Bocciati al referendum, i nuovi caccia non si potranno comperare. Ve lo immaginate, svegliarsi una mattina e leggere questa notizia in apertura di tutti i giornali, dei siti, dei telegiornali. Il sogno proibito di qualsiasi pacifista. Ma non un sogno impossibile, almeno per gli svizzeri che ieri hanno detto “no” all’acquisto di nuovi caccia. E così, il contratto tra l’Aeronautica del Paese della Milka e la Saab per 22 aerei da combattimento Gripen E, adesso inevitabilmente salterà.
Come sapete, nelle valli dei Grigioni o sulle rive del lago Lemano l’opinione dei cittadini conta, così tanto che almeno quattro volte l’anno si tengono dei referendum federali (ma poi ci sono quelli cantonali, quelli comunali e in molti villaggi si fanno ancora le assemblee generali in piazza dove si prendono le decisioni per alzata di mano) sulle materie più disparate. Ieri si trattava di approvare o meno l’aumento del salario minimo e decidere se acquistare i 22 caccia svedesi.
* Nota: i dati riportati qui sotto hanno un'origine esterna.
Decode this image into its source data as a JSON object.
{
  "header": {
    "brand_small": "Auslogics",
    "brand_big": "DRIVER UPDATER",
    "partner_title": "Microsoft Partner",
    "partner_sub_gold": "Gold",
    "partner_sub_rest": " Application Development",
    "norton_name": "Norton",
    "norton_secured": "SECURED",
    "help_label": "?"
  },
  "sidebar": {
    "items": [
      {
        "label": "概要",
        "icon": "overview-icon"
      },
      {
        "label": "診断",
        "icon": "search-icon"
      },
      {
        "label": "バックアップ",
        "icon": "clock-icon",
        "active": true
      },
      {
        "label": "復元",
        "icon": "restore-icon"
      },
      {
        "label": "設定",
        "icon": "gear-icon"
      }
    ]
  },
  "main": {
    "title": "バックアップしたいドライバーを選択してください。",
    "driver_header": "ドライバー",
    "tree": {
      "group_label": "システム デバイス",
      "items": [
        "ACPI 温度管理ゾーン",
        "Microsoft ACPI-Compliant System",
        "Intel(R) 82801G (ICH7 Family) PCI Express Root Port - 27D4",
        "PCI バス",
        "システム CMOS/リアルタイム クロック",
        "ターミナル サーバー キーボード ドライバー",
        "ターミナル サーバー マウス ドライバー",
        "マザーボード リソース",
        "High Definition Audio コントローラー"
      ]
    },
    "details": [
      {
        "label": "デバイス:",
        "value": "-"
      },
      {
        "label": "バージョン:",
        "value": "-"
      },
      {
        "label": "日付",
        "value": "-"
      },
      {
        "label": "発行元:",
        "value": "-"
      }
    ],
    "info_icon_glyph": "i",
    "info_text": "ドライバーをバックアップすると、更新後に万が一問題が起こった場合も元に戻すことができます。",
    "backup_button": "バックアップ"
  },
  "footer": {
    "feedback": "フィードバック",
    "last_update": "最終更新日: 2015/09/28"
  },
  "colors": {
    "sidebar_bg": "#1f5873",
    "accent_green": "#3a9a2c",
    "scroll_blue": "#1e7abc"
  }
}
Il “no” ai caccia è decisamente clamoroso. Il Governo avrebbe voluto comperare questi aerei (il Brasile ha annunciato l’intenzione di acquistarne 36) per un investimento di 3,1 miliardi di franchi pari a 2,5 miliardi di euro. I caccia svedesi avrebbero dovuto sostituire a partire dal 2016 54 caccia statunitensi F-5, ormai giunti alla fine della loro vita operativa. È clamoroso, soprattutto, perché apparentemente la scelta dei cittadini elvetici non si è basata su una spinta genericamente antimilitarista. Se c’è uno Stato dove le forze armate godono di un consenso piuttosto ampio è proprio la Confederazione, che ha un esercito permanente di miliziani di oltre 160 mila uomini su una popolazione di 8 milioni (al confronto i nostri militari sono circa 170 mila su sessanta milioni di abitanti). Tutti i cittadini maschi abili devono prestare almeno tre settimane di servizio l’anno, gli esentati sono tenuti a pagare una sovrattassa del 3 per cento sui loro redditi e un referendum tenutosi il 22 settembre 2013 ha bocciato la proposta di abolire il servizio militare obbligatorio con una schiacciante maggioranza del 73 per cento. Dunque, niente pacifismo. Anzi, per non condizionare il risultato, il Gruppo per una Svizzera senza esercito (GSsE), ha tenuto un profilo molto basso proprio per evitare che il confronto diventasse ideologico. Il che avrebbe probabilmente portato alla sconfitta dei sostenitori del “no”.
Gli argomenti contro i caccia svedesi sono stati per certi versi simili alle argomentazioni che in Italia suggeriscono di cancellare, o quanto meno di ridurre drasticamente, gli F-35: costo eccessivo (2,5 miliardi di euro per l’acquisto, ma quasi 10 miliardi le proiezioni di costo di esercizio), problemi di sviluppo del velivolo e, non secondario, il fastidio dell’elettorato per il sospetto di ingerenza da parte della diplomazia svedese che avrebbe cercato di condizionare le scelte governative durante il processo di selezione del nuovo caccia. Vi ricorda nulla?
Ora, senza immaginare un eldorado alpino che non esiste, mutatis mutandis cercate di applicare la vicenda svizzera all’Italia dove: a) il Consiglio supremo di Difesa ha detto che neppure il Parlamento può entrare nelle scelte di acquisto di armamenti; b) è venuto persino Barack Obama a dire a Renzie che gli F-35 si devono proprio comperare seguito a ruota da interviste a valanga dell’ambasciatore John Phillips; c) la Lockheed ha messo in piedi una campagna di lobbying senza precedenti arruolando ministri, generali, giornalisti, pseudo-istituti di ricerca; d) il conto per noi sarà, alla fine, di 52 miliardi; e) il salario medio viaggia sui 1300 euro al mese, in Svizzera sempre ieri hanno votato per decidere se portare il salario minimo a 3250 euro. Mi sa che mi compro un chilo di Milka per dimenticare.